For the next five days staff members all across the university worked to ensure that the Presidential visit, organized by the Republican Party, would be a rousing success. A capacity crowd in Minges Coliseum came early on Wednesday and cheered its approval throughout a 30-minute address by the President.
Bush was introduced by Chancellor Richard Eakin, who presented the former majority owner of the Texas Rangers an ECU baseball team jersey.
The President used his speech to promote his tax and budget proposals and promised: "Tax relief is on the way."
His visit to the campus was the first by a sitting U.S. president and he drew a record crowd of more than 8,000 to Minges. Twenty -three ticket holders were in line at 7:30 on the morning of the event, even though the gates would not open until 2:45 p.m.
Last-minute preparations had continued through Tuesday night, including the covering of advertising signs on the big-screen TVs in Minges at the request of the White House.
One of the biggest challenges facing planners was parking. A team that included Craig Curtis (Athletics), David Santa Ana and Johnnie Eastwood (Parking and Traffic), Frank Knight (Police) and Scott Alford (Transit) met Tuesday afternoon to draw up the final plan. It was a strategy that had to deal with the regular contingent of Minges student parkers plus a special Olympics event crowd that would be on campus until early afternoon.
"We need to save this plan for the Louisville basketball game next season," Curtis said.
Another big user of services was the white House Corps.

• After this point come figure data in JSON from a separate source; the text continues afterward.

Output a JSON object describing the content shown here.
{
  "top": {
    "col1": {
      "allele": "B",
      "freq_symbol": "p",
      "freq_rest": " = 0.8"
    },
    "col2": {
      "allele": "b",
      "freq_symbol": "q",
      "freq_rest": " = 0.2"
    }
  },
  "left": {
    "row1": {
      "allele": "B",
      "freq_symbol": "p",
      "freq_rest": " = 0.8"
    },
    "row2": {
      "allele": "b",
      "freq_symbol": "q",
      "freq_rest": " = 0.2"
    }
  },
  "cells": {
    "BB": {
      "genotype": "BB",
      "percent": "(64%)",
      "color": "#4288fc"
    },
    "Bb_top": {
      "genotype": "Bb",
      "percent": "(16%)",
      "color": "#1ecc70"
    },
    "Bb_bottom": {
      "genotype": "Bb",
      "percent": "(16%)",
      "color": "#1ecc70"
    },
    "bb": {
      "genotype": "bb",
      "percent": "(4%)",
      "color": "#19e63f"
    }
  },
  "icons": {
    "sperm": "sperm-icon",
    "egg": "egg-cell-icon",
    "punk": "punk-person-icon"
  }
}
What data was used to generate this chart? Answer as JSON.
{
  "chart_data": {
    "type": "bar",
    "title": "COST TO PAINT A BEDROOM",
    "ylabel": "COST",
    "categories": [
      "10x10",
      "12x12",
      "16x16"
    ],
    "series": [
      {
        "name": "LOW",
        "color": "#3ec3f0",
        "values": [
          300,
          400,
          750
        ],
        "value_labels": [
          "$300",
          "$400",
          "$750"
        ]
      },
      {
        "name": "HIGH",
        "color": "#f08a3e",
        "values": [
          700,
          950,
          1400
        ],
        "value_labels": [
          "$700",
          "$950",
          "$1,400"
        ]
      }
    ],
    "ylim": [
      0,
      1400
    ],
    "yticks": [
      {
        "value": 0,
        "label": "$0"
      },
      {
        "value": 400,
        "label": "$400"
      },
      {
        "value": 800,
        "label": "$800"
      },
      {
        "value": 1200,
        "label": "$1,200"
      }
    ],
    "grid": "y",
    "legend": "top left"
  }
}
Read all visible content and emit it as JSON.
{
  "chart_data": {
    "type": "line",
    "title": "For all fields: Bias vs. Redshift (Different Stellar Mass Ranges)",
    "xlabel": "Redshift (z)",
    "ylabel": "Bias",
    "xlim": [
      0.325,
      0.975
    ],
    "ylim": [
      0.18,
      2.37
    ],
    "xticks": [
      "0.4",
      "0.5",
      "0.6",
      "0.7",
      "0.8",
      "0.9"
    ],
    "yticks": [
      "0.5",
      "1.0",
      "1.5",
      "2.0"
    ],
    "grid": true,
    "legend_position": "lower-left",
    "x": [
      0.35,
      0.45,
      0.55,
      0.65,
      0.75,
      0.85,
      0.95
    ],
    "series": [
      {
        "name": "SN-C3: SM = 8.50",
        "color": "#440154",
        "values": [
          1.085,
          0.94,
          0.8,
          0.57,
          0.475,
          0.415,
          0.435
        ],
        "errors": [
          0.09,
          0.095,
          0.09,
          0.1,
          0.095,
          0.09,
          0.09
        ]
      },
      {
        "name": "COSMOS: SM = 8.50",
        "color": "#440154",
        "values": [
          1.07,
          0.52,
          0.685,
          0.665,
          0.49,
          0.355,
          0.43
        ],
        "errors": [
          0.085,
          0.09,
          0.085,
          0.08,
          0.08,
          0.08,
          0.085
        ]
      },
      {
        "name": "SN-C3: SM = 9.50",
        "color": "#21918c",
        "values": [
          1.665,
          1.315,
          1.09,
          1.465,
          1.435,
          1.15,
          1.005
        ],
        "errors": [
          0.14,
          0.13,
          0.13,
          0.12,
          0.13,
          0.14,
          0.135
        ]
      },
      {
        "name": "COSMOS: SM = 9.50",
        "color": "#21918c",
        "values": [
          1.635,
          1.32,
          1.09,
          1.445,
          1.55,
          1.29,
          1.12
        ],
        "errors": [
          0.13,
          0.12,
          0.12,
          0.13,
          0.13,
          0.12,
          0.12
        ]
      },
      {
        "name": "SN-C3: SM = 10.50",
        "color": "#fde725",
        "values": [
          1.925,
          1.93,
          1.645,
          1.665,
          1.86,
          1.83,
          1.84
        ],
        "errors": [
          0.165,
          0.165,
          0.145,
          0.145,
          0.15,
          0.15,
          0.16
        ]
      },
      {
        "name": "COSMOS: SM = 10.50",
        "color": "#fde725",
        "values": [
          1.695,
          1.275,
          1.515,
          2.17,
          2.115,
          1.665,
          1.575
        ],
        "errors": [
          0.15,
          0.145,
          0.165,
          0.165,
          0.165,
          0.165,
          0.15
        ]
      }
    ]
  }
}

More than 60 media representatives travel with the President and they needed electricity, phone lines and writing and filing facilities. The Minges ticket office became an electronic transmission center and the southeast lobby of Minges was a press room. Five satellite trucks and three microwave trucks from national, regional and local organizations were on hand for the event.
And it all seemed to work. Hill was all smiles after the event. Police Chief Teresa Crocker reported no problems. Santa Ana said, "We have happy campers."